Wyllma Phillips was a southern gentlewoman, a tiny little
sprout of a woman with pure white hair, oversized dentures, and a voice as
sweet as tupelo honey. She lived in one of those small apartment complexes that
proliferate in small towns and older neighborhoods, just a few units tucked in
between single family houses. Her apartment was always spotlessly clean, and if
I remember correctly there were doilies. Also cookbooks. Cookbooks were like
porn to Wyllma; she had colorful hardbound ones on the coffee table and a shelf
of them next to the couch. She loved to cook, loved to have friends over, loved
to feed people. Her tiny apartment kitchen had almost no counter space; I don’t
know how she made more than a boiled egg in there. She drove a beige VW Bug,
and I can remember driving with her to the grocery store to get some
ingredients for another one of her feasts.
When my parents were first divorced and we abandoned our
house in Celina to move to Denton, we stayed in Wyllma’s apartment for a few
nights. She was out of town visiting one of her two daughters. She had a
Victorian bedstead that was so high off the ground you needed a
step stool to climb up into it. She had one, of course, with a floral needlepoint
pattern on it.
There were two bedrooms in Wyllma’s house, and the back
bedroom was sort of her den. There was a small square TV, what we used to call
a portable TV, a daybed, magazines, some games. This was where she sprawled
out, relaxed, got casual. For some reason the triangle peg game became an
obsession for us. I would come over to her place and we would spend hours
working out the pattern until we could solve it every time. (Unfortunately, I
have since forgotten the pattern and cannot amaze my kids with my genius.)
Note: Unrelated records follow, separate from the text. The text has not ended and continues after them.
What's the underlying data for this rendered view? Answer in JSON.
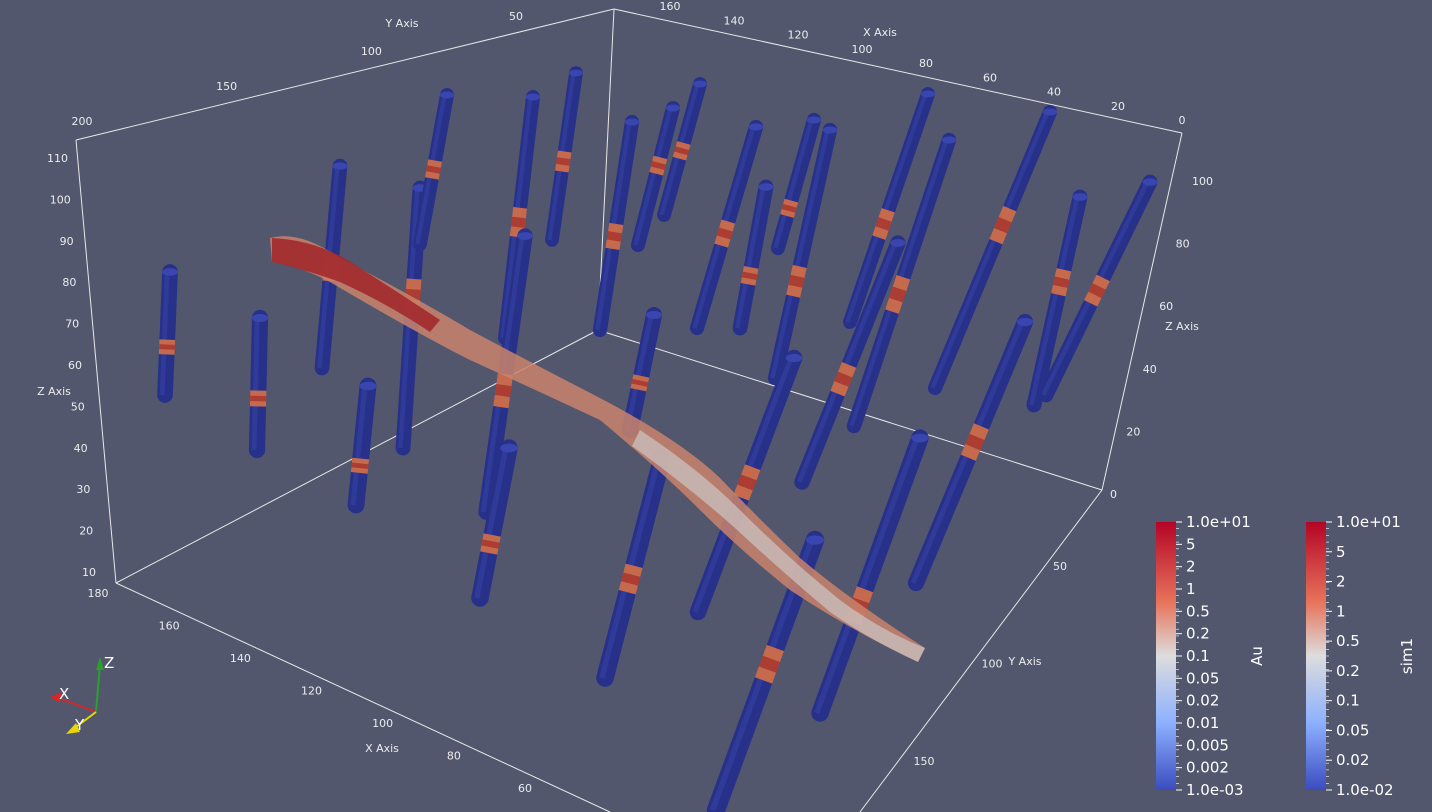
{
  "scene": {
    "background": "#52576e",
    "hole_color": "#27318a",
    "hole_cap_color": "#3a46b0",
    "axis_line_color": "#e8e8e8"
  },
  "axes": {
    "x": {
      "title": "X Axis",
      "ticks_top": [
        "160",
        "140",
        "120",
        "100",
        "80",
        "60",
        "40",
        "20",
        "0"
      ],
      "ticks_bottom": [
        "180",
        "160",
        "140",
        "120",
        "100",
        "80",
        "60"
      ]
    },
    "y": {
      "title": "Y Axis",
      "ticks_top": [
        "200",
        "150",
        "100",
        "50"
      ],
      "ticks_right": [
        "50",
        "100",
        "150"
      ]
    },
    "z": {
      "title": "Z Axis",
      "ticks_left": [
        "110",
        "100",
        "90",
        "80",
        "70",
        "60",
        "50",
        "40",
        "30",
        "20",
        "10"
      ],
      "ticks_right": [
        "100",
        "80",
        "60",
        "40",
        "20",
        "0"
      ]
    }
  },
  "colorbars": [
    {
      "title": "Au",
      "labels": [
        "1.0e+01",
        "5",
        "2",
        "1",
        "0.5",
        "0.2",
        "0.1",
        "0.05",
        "0.02",
        "0.01",
        "0.005",
        "0.002",
        "1.0e-03"
      ],
      "colors": [
        "#b40426",
        "#f7b396",
        "#dddddd",
        "#8db0fe",
        "#3b4cc0"
      ]
    },
    {
      "title": "sim1",
      "labels": [
        "1.0e+01",
        "5",
        "2",
        "1",
        "0.5",
        "0.2",
        "0.1",
        "0.05",
        "0.02",
        "1.0e-02"
      ],
      "colors": [
        "#b40426",
        "#f7b396",
        "#dddddd",
        "#8db0fe",
        "#3b4cc0"
      ]
    }
  ],
  "orientation": {
    "x": "X",
    "y": "Y",
    "z": "Z",
    "x_color": "#d62728",
    "y_color": "#e8d800",
    "z_color": "#2ca02c"
  }
}
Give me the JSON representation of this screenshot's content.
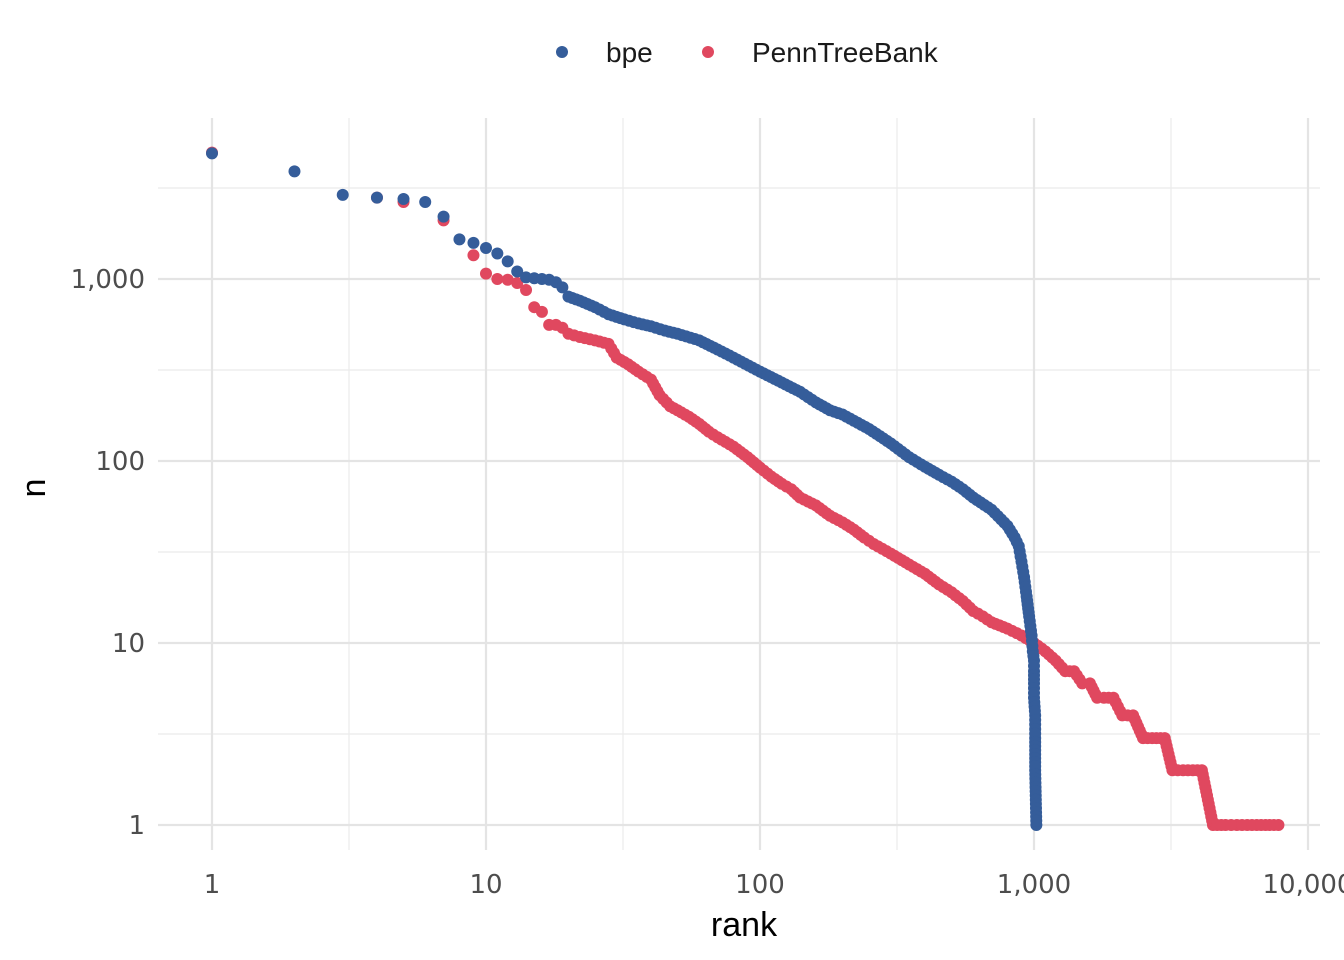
{
  "chart_data": {
    "type": "scatter",
    "title": "",
    "xlabel": "rank",
    "ylabel": "n",
    "xscale": "log10",
    "yscale": "log10",
    "xlim": [
      0.7,
      9500
    ],
    "ylim": [
      0.85,
      7000
    ],
    "grid": true,
    "legend_position": "top",
    "xticks": [
      1,
      10,
      100,
      1000,
      10000
    ],
    "xtick_labels": [
      "1",
      "10",
      "100",
      "1,000",
      "10,000"
    ],
    "yticks": [
      1,
      10,
      100,
      1000
    ],
    "ytick_labels": [
      "1",
      "10",
      "100",
      "1,000"
    ],
    "series": [
      {
        "name": "bpe",
        "color": "#355d9a",
        "points": [
          [
            1,
            4900
          ],
          [
            2,
            3900
          ],
          [
            3,
            2900
          ],
          [
            4,
            2800
          ],
          [
            5,
            2750
          ],
          [
            6,
            2650
          ],
          [
            7,
            2200
          ],
          [
            8,
            1650
          ],
          [
            9,
            1580
          ],
          [
            10,
            1480
          ],
          [
            11,
            1380
          ],
          [
            12,
            1250
          ],
          [
            13,
            1100
          ],
          [
            14,
            1020
          ],
          [
            15,
            1010
          ],
          [
            16,
            1000
          ],
          [
            17,
            990
          ],
          [
            18,
            960
          ],
          [
            19,
            900
          ],
          [
            20,
            800
          ],
          [
            22,
            760
          ],
          [
            25,
            700
          ],
          [
            28,
            640
          ],
          [
            32,
            600
          ],
          [
            36,
            570
          ],
          [
            40,
            550
          ],
          [
            45,
            520
          ],
          [
            50,
            500
          ],
          [
            60,
            460
          ],
          [
            70,
            410
          ],
          [
            80,
            370
          ],
          [
            100,
            310
          ],
          [
            120,
            270
          ],
          [
            140,
            240
          ],
          [
            160,
            210
          ],
          [
            180,
            190
          ],
          [
            200,
            180
          ],
          [
            250,
            150
          ],
          [
            300,
            125
          ],
          [
            350,
            105
          ],
          [
            400,
            93
          ],
          [
            450,
            84
          ],
          [
            500,
            77
          ],
          [
            550,
            70
          ],
          [
            600,
            63
          ],
          [
            700,
            54
          ],
          [
            800,
            44
          ],
          [
            850,
            38
          ],
          [
            880,
            34
          ],
          [
            900,
            28
          ],
          [
            920,
            23
          ],
          [
            940,
            18
          ],
          [
            960,
            14
          ],
          [
            980,
            11
          ],
          [
            990,
            9
          ],
          [
            1000,
            8
          ],
          [
            1000,
            7
          ],
          [
            1000,
            6
          ],
          [
            1000,
            5
          ],
          [
            1010,
            4
          ],
          [
            1010,
            3
          ],
          [
            1010,
            2
          ],
          [
            1020,
            1
          ]
        ]
      },
      {
        "name": "PennTreeBank",
        "color": "#e0485f",
        "points": [
          [
            1,
            4950
          ],
          [
            4,
            2800
          ],
          [
            5,
            2650
          ],
          [
            7,
            2100
          ],
          [
            9,
            1350
          ],
          [
            10,
            1070
          ],
          [
            11,
            1000
          ],
          [
            12,
            990
          ],
          [
            13,
            950
          ],
          [
            14,
            870
          ],
          [
            15,
            700
          ],
          [
            16,
            660
          ],
          [
            17,
            560
          ],
          [
            18,
            560
          ],
          [
            19,
            540
          ],
          [
            20,
            500
          ],
          [
            22,
            480
          ],
          [
            25,
            460
          ],
          [
            28,
            440
          ],
          [
            30,
            370
          ],
          [
            33,
            340
          ],
          [
            36,
            310
          ],
          [
            40,
            280
          ],
          [
            43,
            230
          ],
          [
            47,
            200
          ],
          [
            50,
            190
          ],
          [
            55,
            175
          ],
          [
            60,
            160
          ],
          [
            65,
            145
          ],
          [
            70,
            135
          ],
          [
            80,
            120
          ],
          [
            90,
            105
          ],
          [
            100,
            92
          ],
          [
            110,
            82
          ],
          [
            120,
            75
          ],
          [
            130,
            70
          ],
          [
            140,
            63
          ],
          [
            160,
            57
          ],
          [
            180,
            50
          ],
          [
            200,
            46
          ],
          [
            220,
            42
          ],
          [
            240,
            38
          ],
          [
            260,
            35
          ],
          [
            300,
            31
          ],
          [
            350,
            27
          ],
          [
            400,
            24
          ],
          [
            450,
            21
          ],
          [
            500,
            19
          ],
          [
            550,
            17
          ],
          [
            600,
            15
          ],
          [
            650,
            14
          ],
          [
            700,
            13
          ],
          [
            800,
            12
          ],
          [
            900,
            11
          ],
          [
            1000,
            10
          ],
          [
            1100,
            9
          ],
          [
            1200,
            8
          ],
          [
            1300,
            7
          ],
          [
            1400,
            7
          ],
          [
            1500,
            6
          ],
          [
            1600,
            6
          ],
          [
            1700,
            5
          ],
          [
            1800,
            5
          ],
          [
            1950,
            5
          ],
          [
            2100,
            4
          ],
          [
            2300,
            4
          ],
          [
            2500,
            3
          ],
          [
            2700,
            3
          ],
          [
            3000,
            3
          ],
          [
            3200,
            2
          ],
          [
            3500,
            2
          ],
          [
            3800,
            2
          ],
          [
            4100,
            2
          ],
          [
            4500,
            1
          ],
          [
            5000,
            1
          ],
          [
            5500,
            1
          ],
          [
            6000,
            1
          ],
          [
            6500,
            1
          ],
          [
            7000,
            1
          ],
          [
            7500,
            1
          ],
          [
            7800,
            1
          ]
        ]
      }
    ]
  }
}
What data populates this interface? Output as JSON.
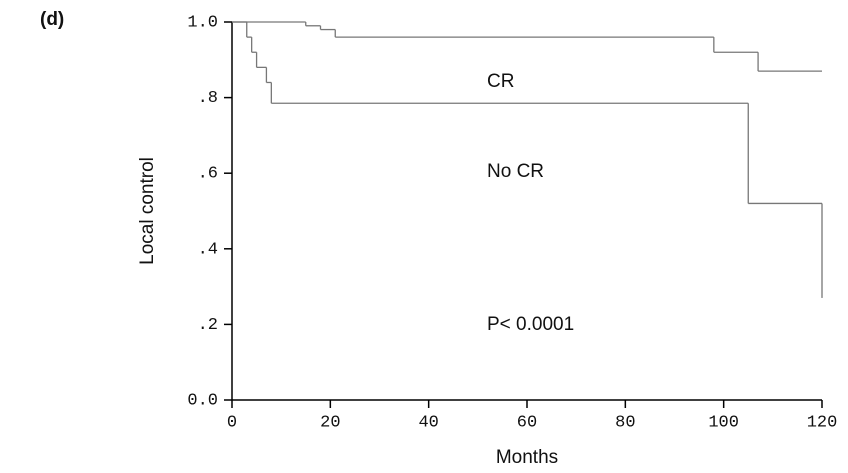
{
  "chart_data": {
    "type": "step",
    "panel_label": "(d)",
    "xlabel": "Months",
    "ylabel": "Local control",
    "xlim": [
      0,
      120
    ],
    "ylim": [
      0,
      1
    ],
    "xticks": [
      0,
      20,
      40,
      60,
      80,
      100,
      120
    ],
    "yticks": [
      {
        "value": 0,
        "label": "0.0"
      },
      {
        "value": 0.2,
        "label": ".2"
      },
      {
        "value": 0.4,
        "label": ".4"
      },
      {
        "value": 0.6,
        "label": ".6"
      },
      {
        "value": 0.8,
        "label": ".8"
      },
      {
        "value": 1,
        "label": "1.0"
      }
    ],
    "series": [
      {
        "name": "CR",
        "color": "#777777",
        "x": [
          0,
          15,
          18,
          21,
          98,
          107,
          120
        ],
        "values": [
          1,
          0.99,
          0.98,
          0.96,
          0.92,
          0.87,
          0.87
        ]
      },
      {
        "name": "No CR",
        "color": "#777777",
        "x": [
          0,
          3,
          4,
          5,
          7,
          8,
          105,
          120
        ],
        "values": [
          1,
          0.96,
          0.92,
          0.88,
          0.84,
          0.785,
          0.52,
          0.27
        ]
      }
    ],
    "annotation": "P< 0.0001"
  }
}
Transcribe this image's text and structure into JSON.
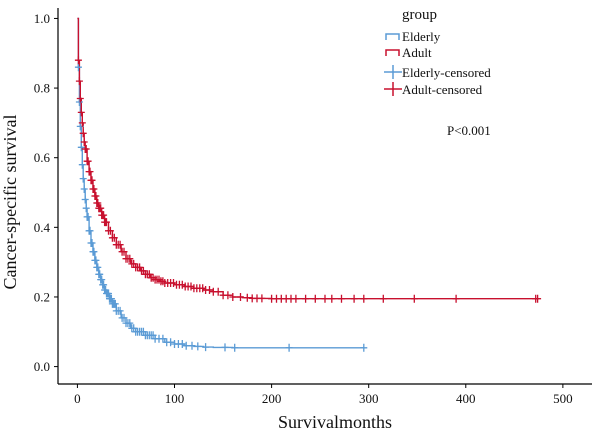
{
  "chart_data": {
    "type": "line",
    "xlabel": "Survivalmonths",
    "ylabel": "Cancer-specific survival",
    "xlim": [
      -20,
      530
    ],
    "ylim": [
      -0.05,
      1.03
    ],
    "x_ticks": [
      0,
      100,
      200,
      300,
      400,
      500
    ],
    "y_ticks": [
      0.0,
      0.2,
      0.4,
      0.6,
      0.8,
      1.0
    ],
    "x_tick_labels": [
      "0",
      "100",
      "200",
      "300",
      "400",
      "500"
    ],
    "y_tick_labels": [
      "0.0",
      "0.2",
      "0.4",
      "0.6",
      "0.8",
      "1.0"
    ],
    "grid": false,
    "legend": {
      "title": "group",
      "position": "top-right",
      "entries": [
        {
          "label": "Elderly",
          "kind": "step",
          "color": "#5b9bd5"
        },
        {
          "label": "Adult",
          "kind": "step",
          "color": "#c8102e"
        },
        {
          "label": "Elderly-censored",
          "kind": "censor",
          "color": "#5b9bd5"
        },
        {
          "label": "Adult-censored",
          "kind": "censor",
          "color": "#c8102e"
        }
      ]
    },
    "annotation": "P<0.001",
    "series": [
      {
        "name": "Elderly",
        "color": "#5b9bd5",
        "x": [
          0,
          1,
          2,
          3,
          4,
          5,
          6,
          7,
          8,
          9,
          10,
          12,
          14,
          16,
          18,
          20,
          22,
          24,
          26,
          28,
          30,
          33,
          36,
          40,
          45,
          50,
          55,
          60,
          70,
          80,
          90,
          100,
          110,
          120,
          130,
          140,
          160,
          200,
          250,
          295
        ],
        "y": [
          1.0,
          0.86,
          0.76,
          0.69,
          0.63,
          0.58,
          0.54,
          0.51,
          0.48,
          0.455,
          0.43,
          0.39,
          0.355,
          0.33,
          0.305,
          0.285,
          0.265,
          0.25,
          0.235,
          0.22,
          0.21,
          0.195,
          0.18,
          0.16,
          0.14,
          0.125,
          0.11,
          0.1,
          0.09,
          0.08,
          0.07,
          0.065,
          0.06,
          0.058,
          0.056,
          0.055,
          0.054,
          0.054,
          0.054,
          0.054
        ],
        "censored_x": [
          1,
          2,
          3,
          4,
          5,
          6,
          7,
          8,
          9,
          10,
          11,
          12,
          13,
          14,
          15,
          16,
          17,
          18,
          19,
          20,
          21,
          22,
          23,
          24,
          25,
          26,
          27,
          28,
          29,
          30,
          31,
          32,
          33,
          34,
          35,
          36,
          37,
          38,
          39,
          40,
          42,
          44,
          46,
          48,
          50,
          52,
          54,
          56,
          58,
          60,
          62,
          64,
          66,
          68,
          70,
          72,
          74,
          76,
          78,
          80,
          84,
          88,
          92,
          96,
          100,
          104,
          108,
          112,
          118,
          124,
          132,
          152,
          162,
          218,
          295
        ]
      },
      {
        "name": "Adult",
        "color": "#c8102e",
        "x": [
          0,
          1,
          2,
          3,
          4,
          5,
          6,
          7,
          8,
          10,
          12,
          14,
          16,
          18,
          20,
          22,
          25,
          28,
          32,
          36,
          40,
          45,
          50,
          55,
          60,
          65,
          70,
          75,
          80,
          85,
          90,
          100,
          110,
          120,
          130,
          140,
          150,
          160,
          170,
          180,
          200,
          250,
          300,
          350,
          400,
          474
        ],
        "y": [
          1.0,
          0.88,
          0.82,
          0.77,
          0.73,
          0.7,
          0.67,
          0.645,
          0.625,
          0.59,
          0.56,
          0.535,
          0.51,
          0.49,
          0.47,
          0.455,
          0.435,
          0.415,
          0.39,
          0.37,
          0.35,
          0.33,
          0.31,
          0.295,
          0.285,
          0.275,
          0.265,
          0.255,
          0.25,
          0.245,
          0.24,
          0.235,
          0.23,
          0.225,
          0.22,
          0.215,
          0.205,
          0.2,
          0.198,
          0.196,
          0.195,
          0.195,
          0.195,
          0.195,
          0.195,
          0.195
        ],
        "censored_x": [
          1,
          2,
          3,
          4,
          5,
          6,
          7,
          8,
          9,
          10,
          11,
          12,
          13,
          14,
          15,
          16,
          17,
          18,
          19,
          20,
          21,
          22,
          23,
          24,
          25,
          26,
          27,
          28,
          29,
          30,
          32,
          34,
          36,
          38,
          40,
          42,
          44,
          46,
          48,
          50,
          52,
          54,
          56,
          58,
          60,
          62,
          64,
          66,
          68,
          70,
          72,
          74,
          76,
          78,
          80,
          82,
          84,
          86,
          88,
          90,
          93,
          96,
          99,
          102,
          105,
          108,
          111,
          114,
          117,
          120,
          123,
          126,
          129,
          132,
          136,
          140,
          145,
          150,
          155,
          160,
          168,
          175,
          180,
          185,
          190,
          200,
          205,
          210,
          215,
          220,
          225,
          235,
          245,
          255,
          262,
          272,
          285,
          295,
          315,
          347,
          390,
          472,
          474
        ]
      }
    ]
  }
}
I didn’t know until years later that Wyllma had once been
married to a man who was brutally abusive. How she extricated herself, raised
her children and supported herself at a time when southern gentlewomen
were supposed to be nothing more than decorative, I’ll never know. I’m sure there
were some fascinating stories behind her gentle façade, but I didn’t know I was
supposed to ask the questions until long after she was gone.